4.24.2011

My iPhone tracks my every move. So what?

littlehouse

Did you see all the headlines this week about how iPhones record and store location data? Oh my, how it sent Congress – politicians – into an uproar about personal security violations! The media blasted out calls for Steve Jobs to explain himself, damn it. It hit a fever pitch, this supposed personal security rights violation, and Apple released an iOS update pronto. (I assume that 633 megabite download and install fixed the problem.)

At the same time, tucked in with all the uh-oh’s about smartphones tracking our every move was the news that enough people are going cell-phone-only nowadays and giving up landlines to make the news. Turns out, the people opting for only cell phones are those that are living in poverty. It seems that the pay-as-you-go or government cell phones with a scant 250 minutes are the popular choices among folks making only enough to register on the 2009 poverty scale: $11,000 for a single person, $22,000 for a family of four.

Put the two stories together and what do you get? A good dose of reality, if you’re so inclined.


As so happens, I live in Arkansas, where, along with Mississippi, 35 percent of people go the cell-phone-only route, the highest in the country by a landslide. Arkansas is second only to Mississippi in the percentage of people living in poverty at 18.8 percent, with the national average clocking in at 14.3. Without revealing Too Much Information, let’s just say that I’m a good representative of the cell-phone-only folks that fall into that 35 percent.

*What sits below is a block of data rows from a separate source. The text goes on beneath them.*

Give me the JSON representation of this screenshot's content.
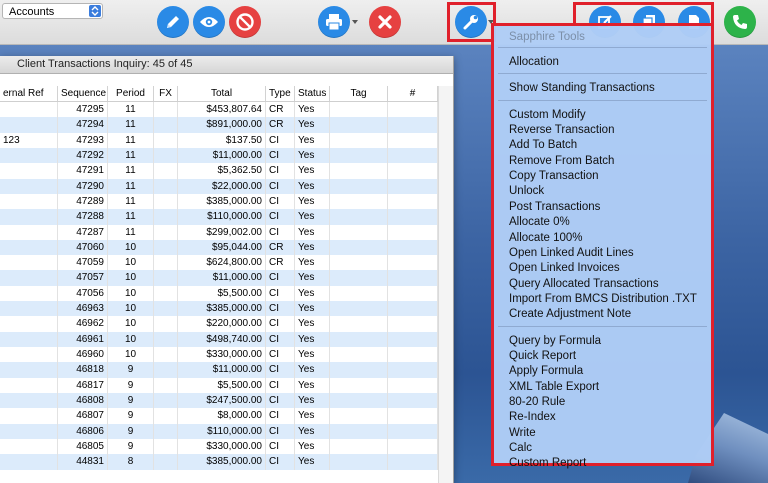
{
  "toolbar": {
    "account_select_value": "Accounts",
    "buttons": [
      {
        "name": "edit-button",
        "icon": "pencil-icon"
      },
      {
        "name": "view-button",
        "icon": "eye-icon"
      },
      {
        "name": "prohibit-button",
        "icon": "prohibit-icon"
      },
      {
        "name": "print-button",
        "icon": "printer-icon"
      },
      {
        "name": "delete-button",
        "icon": "x-icon"
      },
      {
        "name": "tools-button",
        "icon": "wrench-icon"
      },
      {
        "name": "edit-doc-button",
        "icon": "edit-document-icon"
      },
      {
        "name": "copy-doc-button",
        "icon": "copy-document-icon"
      },
      {
        "name": "document-button",
        "icon": "document-icon"
      },
      {
        "name": "call-button",
        "icon": "phone-icon"
      }
    ]
  },
  "window": {
    "title": "Client Transactions Inquiry: 45 of 45"
  },
  "table": {
    "columns": [
      "ernal Ref",
      "Sequence",
      "Period",
      "FX",
      "Total",
      "Type",
      "Status",
      "Tag",
      "#"
    ],
    "rows": [
      {
        "ref": "",
        "seq": "47295",
        "period": "11",
        "fx": "",
        "total": "$453,807.64",
        "type": "CR",
        "status": "Yes"
      },
      {
        "ref": "",
        "seq": "47294",
        "period": "11",
        "fx": "",
        "total": "$891,000.00",
        "type": "CR",
        "status": "Yes"
      },
      {
        "ref": "123",
        "seq": "47293",
        "period": "11",
        "fx": "",
        "total": "$137.50",
        "type": "CI",
        "status": "Yes"
      },
      {
        "ref": "",
        "seq": "47292",
        "period": "11",
        "fx": "",
        "total": "$11,000.00",
        "type": "CI",
        "status": "Yes"
      },
      {
        "ref": "",
        "seq": "47291",
        "period": "11",
        "fx": "",
        "total": "$5,362.50",
        "type": "CI",
        "status": "Yes"
      },
      {
        "ref": "",
        "seq": "47290",
        "period": "11",
        "fx": "",
        "total": "$22,000.00",
        "type": "CI",
        "status": "Yes"
      },
      {
        "ref": "",
        "seq": "47289",
        "period": "11",
        "fx": "",
        "total": "$385,000.00",
        "type": "CI",
        "status": "Yes"
      },
      {
        "ref": "",
        "seq": "47288",
        "period": "11",
        "fx": "",
        "total": "$110,000.00",
        "type": "CI",
        "status": "Yes"
      },
      {
        "ref": "",
        "seq": "47287",
        "period": "11",
        "fx": "",
        "total": "$299,002.00",
        "type": "CI",
        "status": "Yes"
      },
      {
        "ref": "",
        "seq": "47060",
        "period": "10",
        "fx": "",
        "total": "$95,044.00",
        "type": "CR",
        "status": "Yes"
      },
      {
        "ref": "",
        "seq": "47059",
        "period": "10",
        "fx": "",
        "total": "$624,800.00",
        "type": "CR",
        "status": "Yes"
      },
      {
        "ref": "",
        "seq": "47057",
        "period": "10",
        "fx": "",
        "total": "$11,000.00",
        "type": "CI",
        "status": "Yes"
      },
      {
        "ref": "",
        "seq": "47056",
        "period": "10",
        "fx": "",
        "total": "$5,500.00",
        "type": "CI",
        "status": "Yes"
      },
      {
        "ref": "",
        "seq": "46963",
        "period": "10",
        "fx": "",
        "total": "$385,000.00",
        "type": "CI",
        "status": "Yes"
      },
      {
        "ref": "",
        "seq": "46962",
        "period": "10",
        "fx": "",
        "total": "$220,000.00",
        "type": "CI",
        "status": "Yes"
      },
      {
        "ref": "",
        "seq": "46961",
        "period": "10",
        "fx": "",
        "total": "$498,740.00",
        "type": "CI",
        "status": "Yes"
      },
      {
        "ref": "",
        "seq": "46960",
        "period": "10",
        "fx": "",
        "total": "$330,000.00",
        "type": "CI",
        "status": "Yes"
      },
      {
        "ref": "",
        "seq": "46818",
        "period": "9",
        "fx": "",
        "total": "$11,000.00",
        "type": "CI",
        "status": "Yes"
      },
      {
        "ref": "",
        "seq": "46817",
        "period": "9",
        "fx": "",
        "total": "$5,500.00",
        "type": "CI",
        "status": "Yes"
      },
      {
        "ref": "",
        "seq": "46808",
        "period": "9",
        "fx": "",
        "total": "$247,500.00",
        "type": "CI",
        "status": "Yes"
      },
      {
        "ref": "",
        "seq": "46807",
        "period": "9",
        "fx": "",
        "total": "$8,000.00",
        "type": "CI",
        "status": "Yes"
      },
      {
        "ref": "",
        "seq": "46806",
        "period": "9",
        "fx": "",
        "total": "$110,000.00",
        "type": "CI",
        "status": "Yes"
      },
      {
        "ref": "",
        "seq": "46805",
        "period": "9",
        "fx": "",
        "total": "$330,000.00",
        "type": "CI",
        "status": "Yes"
      },
      {
        "ref": "",
        "seq": "44831",
        "period": "8",
        "fx": "",
        "total": "$385,000.00",
        "type": "CI",
        "status": "Yes"
      }
    ]
  },
  "menu": {
    "header": "Sapphire Tools",
    "groups": [
      [
        "Allocation"
      ],
      [
        "Show Standing Transactions"
      ],
      [
        "Custom Modify",
        "Reverse Transaction",
        "Add To Batch",
        "Remove From Batch",
        "Copy Transaction",
        "Unlock",
        "Post Transactions",
        "Allocate 0%",
        "Allocate 100%",
        "Open Linked Audit Lines",
        "Open Linked Invoices",
        "Query Allocated Transactions",
        "Import From BMCS Distribution .TXT",
        "Create Adjustment Note"
      ],
      [
        "Query by Formula",
        "Quick Report",
        "Apply Formula",
        "XML Table Export",
        "80-20 Rule",
        "Re-Index",
        "Write",
        "Calc",
        "Custom Report"
      ]
    ]
  },
  "colors": {
    "accent_blue": "#2a8ae6",
    "danger_red": "#e64141",
    "call_green": "#2db34a",
    "highlight_border": "#e0202b",
    "menu_bg": "#b0cdf6",
    "row_alt": "#dcebfb"
  }
}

So, my trusty iPhone, the only phone I have, is tracking my every move. The iPhone puts that information into a file that it stores, safe and sound. It records that I go to work and come home every day, and once in awhile, I take a trip out to see my horse and stop at the grocery store on my way home. Yesterday, I broke out of my usual routine, God forbid, and took a trip to a salon to get my hair cut and headed over to the fair grounds to watch some roping and barrel racing afterward. There. I shared my information so my iPhone doesn’t have to.

Just what is it about my cell phone tracking my every move that matters? Not a thing. Digging a little deeper, all the other information on my phone besides where I’ve been isn’t even much of interest. Go ahead and hack into my bank account. While you’re there, would you be so kind as to deposit a few hundred bucks? Would you pay my cell phone and car insurance bills while you’re at it? You see, if you did that for me, I might be able to afford to buy some new clothes, put some gas in my car or hey, maybe even a buy a steak or two. That would be nice.

This issue just doesn’t matter to me. I have no riches to worry about losing and do nothing.

So once again, our elected representatives and officials are crying wolf where no wolves exist. It’s just one more glaring instance of proof that what they are concerned with is themselves, not me. In fact, it would be a good idea if they did hack into my personal life via my iPhone, just to get a glimpse of how the majority of us live as a result of their flapping lips. It would be an even better idea to pull that damning file off their iPhones and have a glimpse of what they are really up to, wouldn’t you say?

My iPhone tracks my every move. So what?